Ricardo Dip
Prosseguindo em nossas considerações −breves o quanto convêm a esta série “Claves Notariais e Registrais”−, trataremos agora, ainda no percurso teórico do «saber em geral» ao «saber prudencial do notário e do registrador«, algo acerca do «saber comum do direito».
Numa primeira e mais estrita acepção, o «saber comum» consiste num saber de evidência, num saber resultante da captação e percepção da realidade, ou seja, de captação dos fatos sensíveis pelas potências externas (sentidos externos) e sua percepção pelos sentidos internos. Desse modo, conhecem-se, imediatamente (é dizer: sem médio), os primeiros princípios da lei natural, i.e., os princípios da sindérese: “…la ley moral natural es una norma de la sindéresis…” (Félix Lamas, La experiencia jurídica, o.c., p. 505).
Não se exclui desse «saber comum», assinale-se, um conhecimento de caráter especulativo, que abarca a existência de uma ordem hierárquica de entes no universo e a posição em que nela se encontra o sujeito cognoscente, além da obrigação ou vis directiva a que deva moldar-se o exercício da liberdade do agente (cf. Elías de Tejada, o.c., t. I, p. 22). Em outras palavras, o «saber comum» é tanto, em dados limites, teórico, quanto normativo.
Diz-se comum esse saber porque dele participam todos os homens, em todos os tempos e em todos os lugares. Sua só condição é a natureza racional. Não se pense, entretanto, que essa universalidade gnosiológica seja uniforme, porquanto ela comporta maior ou menor gradação, até mesmo e sobretudo como consequente das situações culturais, como se dá “…en casos extraordinarios de enorme perversión de la voluntad, sobre todo cuando se ha venido respirando durante generaciones un ambiente de degeneración moral y humana…” (Octávio Derisi, o.c., p. 400).
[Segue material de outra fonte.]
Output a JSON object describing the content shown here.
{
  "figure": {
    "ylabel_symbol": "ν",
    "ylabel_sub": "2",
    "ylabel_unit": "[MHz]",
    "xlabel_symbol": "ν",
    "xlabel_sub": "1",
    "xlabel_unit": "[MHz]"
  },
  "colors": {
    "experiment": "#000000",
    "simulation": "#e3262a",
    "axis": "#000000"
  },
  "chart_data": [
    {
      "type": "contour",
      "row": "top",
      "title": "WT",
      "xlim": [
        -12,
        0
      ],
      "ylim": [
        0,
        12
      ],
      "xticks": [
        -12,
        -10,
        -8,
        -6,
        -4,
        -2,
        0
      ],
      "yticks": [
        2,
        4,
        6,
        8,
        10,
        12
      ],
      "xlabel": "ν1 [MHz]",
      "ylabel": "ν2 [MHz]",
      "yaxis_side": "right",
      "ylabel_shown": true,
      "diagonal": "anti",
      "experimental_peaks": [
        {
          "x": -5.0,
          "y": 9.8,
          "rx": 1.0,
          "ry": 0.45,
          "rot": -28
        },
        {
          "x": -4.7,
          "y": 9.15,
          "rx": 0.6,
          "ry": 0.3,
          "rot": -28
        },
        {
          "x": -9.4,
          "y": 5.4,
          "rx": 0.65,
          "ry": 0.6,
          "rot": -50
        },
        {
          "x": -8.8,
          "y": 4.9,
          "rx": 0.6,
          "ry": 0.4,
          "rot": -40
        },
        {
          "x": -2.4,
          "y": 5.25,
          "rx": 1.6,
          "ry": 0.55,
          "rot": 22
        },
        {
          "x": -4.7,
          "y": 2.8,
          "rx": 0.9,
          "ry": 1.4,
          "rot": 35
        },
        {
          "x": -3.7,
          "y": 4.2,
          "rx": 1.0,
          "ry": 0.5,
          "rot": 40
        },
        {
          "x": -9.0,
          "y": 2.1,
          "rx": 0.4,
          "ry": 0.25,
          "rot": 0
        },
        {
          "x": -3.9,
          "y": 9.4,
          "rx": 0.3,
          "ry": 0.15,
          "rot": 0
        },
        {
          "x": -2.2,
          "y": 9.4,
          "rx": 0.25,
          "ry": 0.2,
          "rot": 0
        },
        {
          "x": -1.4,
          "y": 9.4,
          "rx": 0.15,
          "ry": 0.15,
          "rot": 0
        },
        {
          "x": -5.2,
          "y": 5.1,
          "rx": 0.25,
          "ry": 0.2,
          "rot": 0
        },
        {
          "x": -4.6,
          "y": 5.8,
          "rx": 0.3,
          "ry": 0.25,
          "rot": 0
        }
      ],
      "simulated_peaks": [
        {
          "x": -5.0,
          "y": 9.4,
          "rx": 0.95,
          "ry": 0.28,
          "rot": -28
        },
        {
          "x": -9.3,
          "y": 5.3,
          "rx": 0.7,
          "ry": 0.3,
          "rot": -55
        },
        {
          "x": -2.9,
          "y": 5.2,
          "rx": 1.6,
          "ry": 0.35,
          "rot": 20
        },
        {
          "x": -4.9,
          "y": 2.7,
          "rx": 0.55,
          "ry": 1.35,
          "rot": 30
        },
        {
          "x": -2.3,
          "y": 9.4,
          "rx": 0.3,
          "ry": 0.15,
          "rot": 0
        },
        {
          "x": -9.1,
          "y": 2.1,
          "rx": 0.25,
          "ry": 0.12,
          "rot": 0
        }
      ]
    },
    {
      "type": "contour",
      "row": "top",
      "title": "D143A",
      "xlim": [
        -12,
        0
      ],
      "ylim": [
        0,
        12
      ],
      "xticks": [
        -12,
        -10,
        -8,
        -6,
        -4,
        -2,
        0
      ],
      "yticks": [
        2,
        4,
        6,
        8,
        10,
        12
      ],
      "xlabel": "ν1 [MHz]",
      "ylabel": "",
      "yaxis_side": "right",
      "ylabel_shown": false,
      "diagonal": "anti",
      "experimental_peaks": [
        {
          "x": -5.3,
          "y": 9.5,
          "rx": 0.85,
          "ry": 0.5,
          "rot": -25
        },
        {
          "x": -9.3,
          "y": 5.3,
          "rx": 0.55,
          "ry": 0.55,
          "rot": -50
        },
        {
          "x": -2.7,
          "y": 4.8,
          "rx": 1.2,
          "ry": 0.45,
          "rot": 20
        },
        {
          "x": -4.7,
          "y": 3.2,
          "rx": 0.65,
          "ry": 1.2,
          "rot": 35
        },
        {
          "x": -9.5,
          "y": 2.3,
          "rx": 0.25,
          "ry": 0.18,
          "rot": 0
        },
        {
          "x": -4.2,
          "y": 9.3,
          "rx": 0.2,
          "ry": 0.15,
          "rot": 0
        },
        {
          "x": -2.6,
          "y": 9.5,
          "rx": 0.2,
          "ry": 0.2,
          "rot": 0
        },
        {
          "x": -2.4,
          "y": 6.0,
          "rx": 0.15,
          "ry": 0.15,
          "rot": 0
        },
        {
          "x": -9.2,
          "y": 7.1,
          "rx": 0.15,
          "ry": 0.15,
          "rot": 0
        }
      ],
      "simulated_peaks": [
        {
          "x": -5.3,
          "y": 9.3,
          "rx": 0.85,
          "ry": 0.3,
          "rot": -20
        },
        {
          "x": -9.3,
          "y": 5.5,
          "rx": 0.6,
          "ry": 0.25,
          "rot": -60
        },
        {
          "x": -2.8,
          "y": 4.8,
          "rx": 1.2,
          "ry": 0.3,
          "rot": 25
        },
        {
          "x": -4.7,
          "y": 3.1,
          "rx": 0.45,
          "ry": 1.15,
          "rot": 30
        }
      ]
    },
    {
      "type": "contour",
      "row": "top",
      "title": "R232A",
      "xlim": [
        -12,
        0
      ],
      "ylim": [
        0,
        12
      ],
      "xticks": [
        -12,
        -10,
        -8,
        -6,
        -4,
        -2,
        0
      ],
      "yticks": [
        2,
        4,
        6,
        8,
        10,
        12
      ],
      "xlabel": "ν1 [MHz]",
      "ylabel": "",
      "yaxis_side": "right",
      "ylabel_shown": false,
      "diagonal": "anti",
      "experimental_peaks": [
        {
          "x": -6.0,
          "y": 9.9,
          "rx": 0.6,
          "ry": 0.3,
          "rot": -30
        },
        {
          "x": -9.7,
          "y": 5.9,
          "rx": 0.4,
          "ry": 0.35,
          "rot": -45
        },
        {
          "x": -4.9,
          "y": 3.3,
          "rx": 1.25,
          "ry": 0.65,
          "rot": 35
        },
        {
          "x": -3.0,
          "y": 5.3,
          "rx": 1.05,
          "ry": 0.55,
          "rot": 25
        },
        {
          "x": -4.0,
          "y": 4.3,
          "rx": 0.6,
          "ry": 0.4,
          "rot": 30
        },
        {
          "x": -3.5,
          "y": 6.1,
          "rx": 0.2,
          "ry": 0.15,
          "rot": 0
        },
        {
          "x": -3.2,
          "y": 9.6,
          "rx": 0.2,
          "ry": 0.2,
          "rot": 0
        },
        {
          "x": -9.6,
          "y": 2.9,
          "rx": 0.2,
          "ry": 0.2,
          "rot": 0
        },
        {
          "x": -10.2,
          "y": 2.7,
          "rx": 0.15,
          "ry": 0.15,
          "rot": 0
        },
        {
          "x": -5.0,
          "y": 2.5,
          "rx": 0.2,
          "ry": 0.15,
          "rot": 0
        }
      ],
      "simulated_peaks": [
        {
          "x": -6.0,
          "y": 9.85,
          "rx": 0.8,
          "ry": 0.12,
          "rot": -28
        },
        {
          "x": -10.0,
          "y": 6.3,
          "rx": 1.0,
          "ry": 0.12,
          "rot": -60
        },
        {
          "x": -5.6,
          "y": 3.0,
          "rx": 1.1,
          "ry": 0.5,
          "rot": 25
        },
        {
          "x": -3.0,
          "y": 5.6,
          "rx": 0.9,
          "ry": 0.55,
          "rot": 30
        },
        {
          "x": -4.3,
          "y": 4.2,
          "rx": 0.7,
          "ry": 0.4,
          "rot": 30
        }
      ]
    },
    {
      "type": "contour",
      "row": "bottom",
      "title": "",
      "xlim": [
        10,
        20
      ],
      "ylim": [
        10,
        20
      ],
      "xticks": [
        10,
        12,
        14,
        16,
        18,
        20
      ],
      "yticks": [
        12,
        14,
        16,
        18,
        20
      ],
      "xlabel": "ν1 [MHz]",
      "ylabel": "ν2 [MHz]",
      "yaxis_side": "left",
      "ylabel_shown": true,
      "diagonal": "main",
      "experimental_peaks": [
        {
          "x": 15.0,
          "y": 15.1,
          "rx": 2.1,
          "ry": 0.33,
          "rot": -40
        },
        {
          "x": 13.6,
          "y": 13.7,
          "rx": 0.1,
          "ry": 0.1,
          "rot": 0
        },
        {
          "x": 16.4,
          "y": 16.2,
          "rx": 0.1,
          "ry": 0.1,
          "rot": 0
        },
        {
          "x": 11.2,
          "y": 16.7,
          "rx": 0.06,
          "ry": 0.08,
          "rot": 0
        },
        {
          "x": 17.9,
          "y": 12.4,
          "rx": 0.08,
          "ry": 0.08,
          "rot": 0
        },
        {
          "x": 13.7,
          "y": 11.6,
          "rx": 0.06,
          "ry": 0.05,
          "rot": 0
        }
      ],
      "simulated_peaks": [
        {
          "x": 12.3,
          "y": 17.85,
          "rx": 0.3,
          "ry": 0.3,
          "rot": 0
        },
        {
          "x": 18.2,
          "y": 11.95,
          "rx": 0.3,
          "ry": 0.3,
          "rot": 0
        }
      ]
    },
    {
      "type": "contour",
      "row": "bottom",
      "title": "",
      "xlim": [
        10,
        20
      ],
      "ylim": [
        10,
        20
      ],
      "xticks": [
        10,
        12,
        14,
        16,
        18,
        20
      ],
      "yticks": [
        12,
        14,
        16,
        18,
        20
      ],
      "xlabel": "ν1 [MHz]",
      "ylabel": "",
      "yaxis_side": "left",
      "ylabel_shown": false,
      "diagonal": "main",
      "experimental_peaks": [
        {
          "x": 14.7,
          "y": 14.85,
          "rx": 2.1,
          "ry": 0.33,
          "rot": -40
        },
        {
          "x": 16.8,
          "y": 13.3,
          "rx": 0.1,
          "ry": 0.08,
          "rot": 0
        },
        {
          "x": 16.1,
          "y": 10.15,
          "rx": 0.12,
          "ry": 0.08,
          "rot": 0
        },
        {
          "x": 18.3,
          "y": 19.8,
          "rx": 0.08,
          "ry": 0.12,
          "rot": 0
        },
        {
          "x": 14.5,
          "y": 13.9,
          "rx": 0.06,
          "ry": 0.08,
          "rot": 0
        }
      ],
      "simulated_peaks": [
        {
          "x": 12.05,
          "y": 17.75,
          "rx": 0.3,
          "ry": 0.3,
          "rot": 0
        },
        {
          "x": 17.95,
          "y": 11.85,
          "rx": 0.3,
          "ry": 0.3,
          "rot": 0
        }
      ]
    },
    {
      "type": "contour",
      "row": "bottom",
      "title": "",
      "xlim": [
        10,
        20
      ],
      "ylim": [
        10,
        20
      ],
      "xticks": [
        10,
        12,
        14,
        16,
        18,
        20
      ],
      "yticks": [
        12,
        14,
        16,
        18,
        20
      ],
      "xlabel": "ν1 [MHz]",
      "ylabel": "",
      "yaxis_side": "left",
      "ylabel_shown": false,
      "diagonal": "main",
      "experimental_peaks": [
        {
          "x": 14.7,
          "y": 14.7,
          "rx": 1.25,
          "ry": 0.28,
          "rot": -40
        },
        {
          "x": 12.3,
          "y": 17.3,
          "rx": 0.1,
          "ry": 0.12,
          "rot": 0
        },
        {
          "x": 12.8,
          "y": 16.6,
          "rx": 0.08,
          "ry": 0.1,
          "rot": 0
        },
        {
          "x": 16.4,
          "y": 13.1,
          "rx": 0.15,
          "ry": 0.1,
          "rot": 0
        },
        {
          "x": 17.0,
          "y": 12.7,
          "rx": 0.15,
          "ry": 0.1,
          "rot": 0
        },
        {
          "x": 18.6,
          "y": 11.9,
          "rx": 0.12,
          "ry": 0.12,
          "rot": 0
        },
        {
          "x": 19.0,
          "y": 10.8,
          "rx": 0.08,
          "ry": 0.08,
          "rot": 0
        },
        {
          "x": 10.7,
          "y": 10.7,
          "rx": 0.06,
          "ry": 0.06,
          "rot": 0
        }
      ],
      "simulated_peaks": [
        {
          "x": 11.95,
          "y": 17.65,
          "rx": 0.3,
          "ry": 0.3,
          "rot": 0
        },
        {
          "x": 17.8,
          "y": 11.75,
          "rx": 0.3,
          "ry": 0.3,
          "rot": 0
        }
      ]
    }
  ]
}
Não há, propriamente, uma especialização jurídica −sequer social− do hábito da sindérese, que é uno ao versar o agir em geral −monástico e social, jurídico e não jurídico−, de maneira que o «saber comum do direito» não é mais que o «saber comum genérico», embora restrito a ter em conta um débito jurídico.
Fala-se, ainda, em «saber comum» numa acepção imprópria: “El sentido común se reduce al conocimiento evidente de los primeros principios; no se extiende a las conclusiones que la razón pueda derivar de aquellos principios evidentes, porque este quehacer entra dentro de la esfera de los saberes razonados” (Elías de Tejada, o.c., I, p. 24).
Com esse sentido mais largo (e impróprio), o «saber comum» compreenderia, pois, as conclusões mais próximas extraídas dos primeiros princípios: “Tão logo adquire o uso da razão, o homem sabe que há uma ordem hierárquica no universo e que a liberdade deve moldar-se a essa ordem, para conservá-la. É ver uma criança exigir que lhe respeitem a propriedade de um soldadinho de chumbo, quando um vizinho acaso –e contra embora já um aviso da consciência– quer apossar-se do brinquedo. Toda pessoa sabe que a liberdade alheia não pode ir ao ponto de submeter a desordenadamente a liberdade ou a propriedade de outrem: não é da existência de uma lei [humano-positiva] que proíbe a violação das mulheres que se infere ser isso uma ofensa a bens da pessoa. Até os ladrões e invasores de terras sabem do incômodo de um sistema que permita livremente o furto e o esbulho, pois se aqueles subtraem e outros espoliam, é para apropriar-se de coisas e desfrutá-las, não para logo se verem delas desapossados livremente” (Paulo Ferreira da Cunha e Outro, Propedêutica jurídica, ed. Millenium, Campinas, 2001, p. 16).
Não diversamente, pode ler-se em Marcello Caetano:
• “Os próprios que hoje assaltaram o portador dos alimentos para o espoliar violentamente, verificam amanhã o inconveniente do sistema, quando eles sejam as vítimas, por sua vez, de igual atentado por parte de outros mais fortes” (História do direito português, ed. Verbo, Lisboa, 1992, p. 11 e 12).